In Chicago recently, a 64-year-old woman died in a freak accident as she was driving to work on Bishop Ford Freeway near Riverdale. Authorities say a tire came loose from a southbound Chevy Blazer and bounced into the northbound lanes where it smashed into the windshield of the woman's car. She was rushed to a nearby hospital where she was pronounced dead.
The SUV that lost the tire was found parked on the highway. The driver, a 48-year-old woman, was cited for driving with unsafe tires, driving without a valid registration and driving without insurance. Authorities are continuing to investigate the circumstances of the accident.

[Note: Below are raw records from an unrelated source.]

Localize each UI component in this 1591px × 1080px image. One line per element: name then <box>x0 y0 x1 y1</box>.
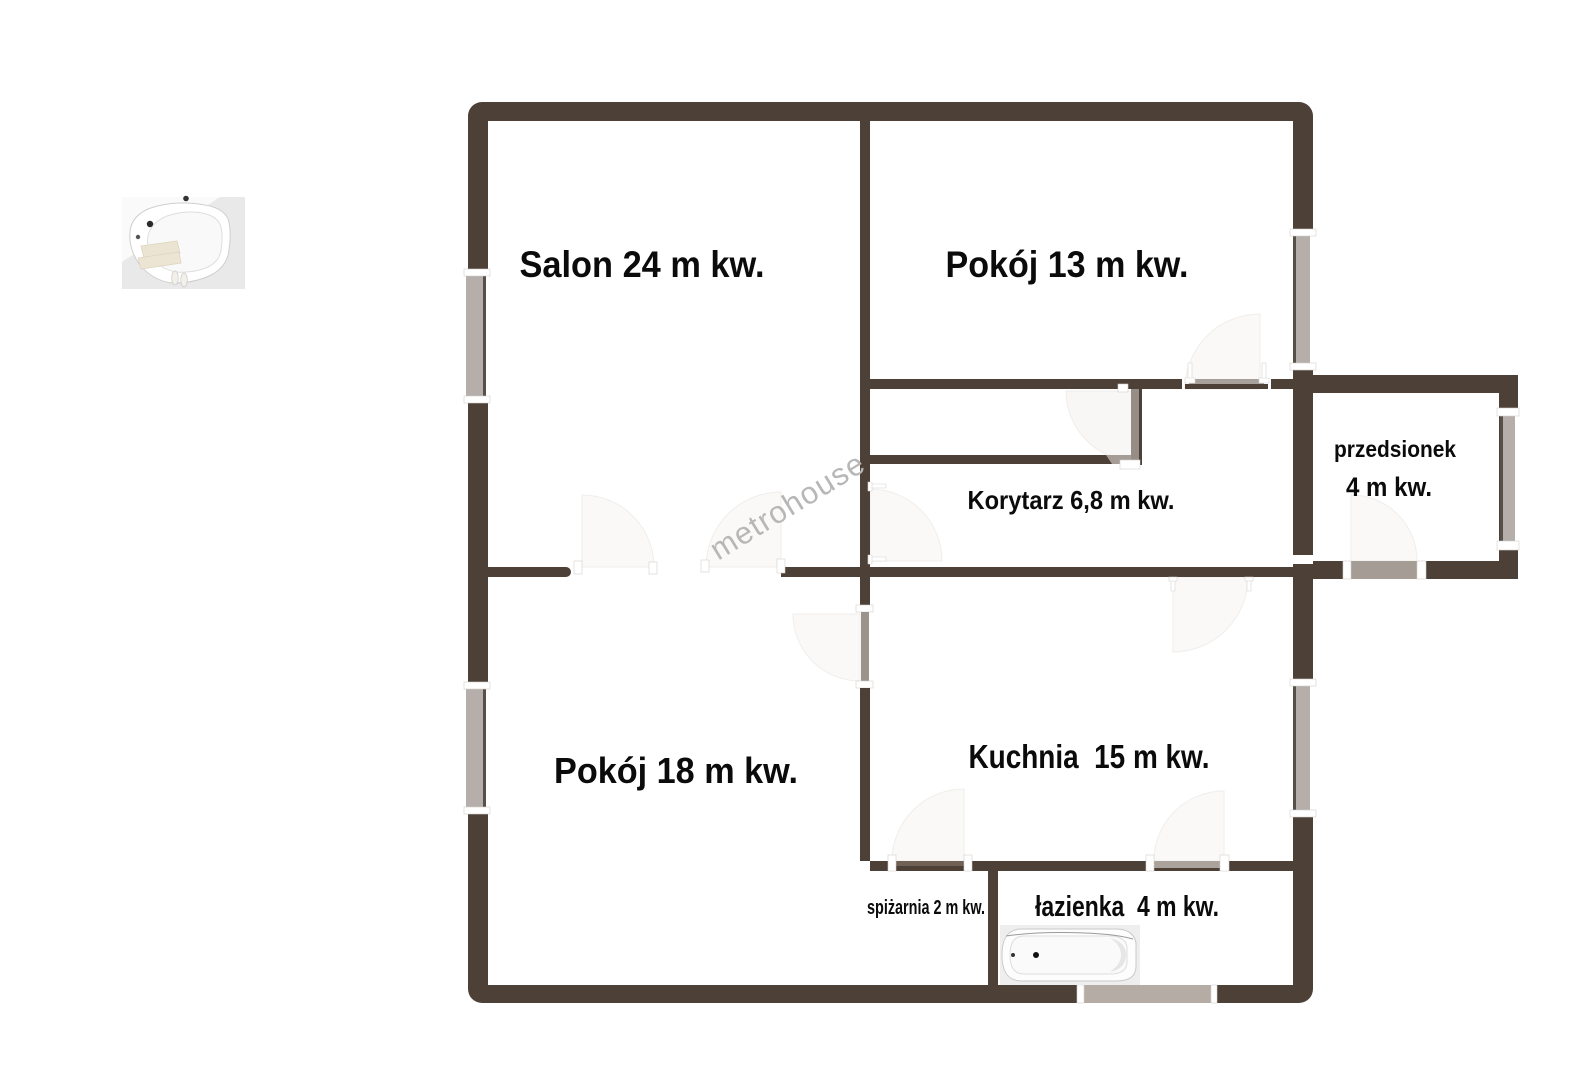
svg-text:Salon 24 m kw.: Salon 24 m kw. <box>520 244 765 285</box>
svg-text:4 m kw.: 4 m kw. <box>1346 472 1432 502</box>
svg-text:Kuchnia 15 m kw.: Kuchnia 15 m kw. <box>969 738 1210 775</box>
svg-text:Pokój 13 m kw.: Pokój 13 m kw. <box>946 244 1189 285</box>
svg-text:Pokój 18 m kw.: Pokój 18 m kw. <box>554 750 798 791</box>
svg-text:przedsionek: przedsionek <box>1334 436 1456 462</box>
svg-text:Korytarz 6,8 m kw.: Korytarz 6,8 m kw. <box>968 485 1175 515</box>
svg-text:spiżarnia 2 m kw.: spiżarnia 2 m kw. <box>867 897 985 919</box>
svg-text:łazienka 4 m kw.: łazienka 4 m kw. <box>1035 891 1219 923</box>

The accident most likely could have been prevented if the SUV driver had checked the state of her vehicle's tires. All drivers and vehicle owners are responsible for the condition of their vehicles and should make sure they are roadworthy at all times. Because negligence is likely to be determined as the principal cause of the accident, the family of the deceased may consider filing a wrongful death lawsuit to be awarded compensation for their losses, including medical expenses and funeral costs.
Wrongful death lawsuits arise not only in fatal motor vehicle accidents but also in cases involving death and negligence such as medical malpractice. Any lawsuit requires the plaintiff to prove the negligence of the defendants. The lawsuit can also be settled through alternative options such as mediation or negotiation.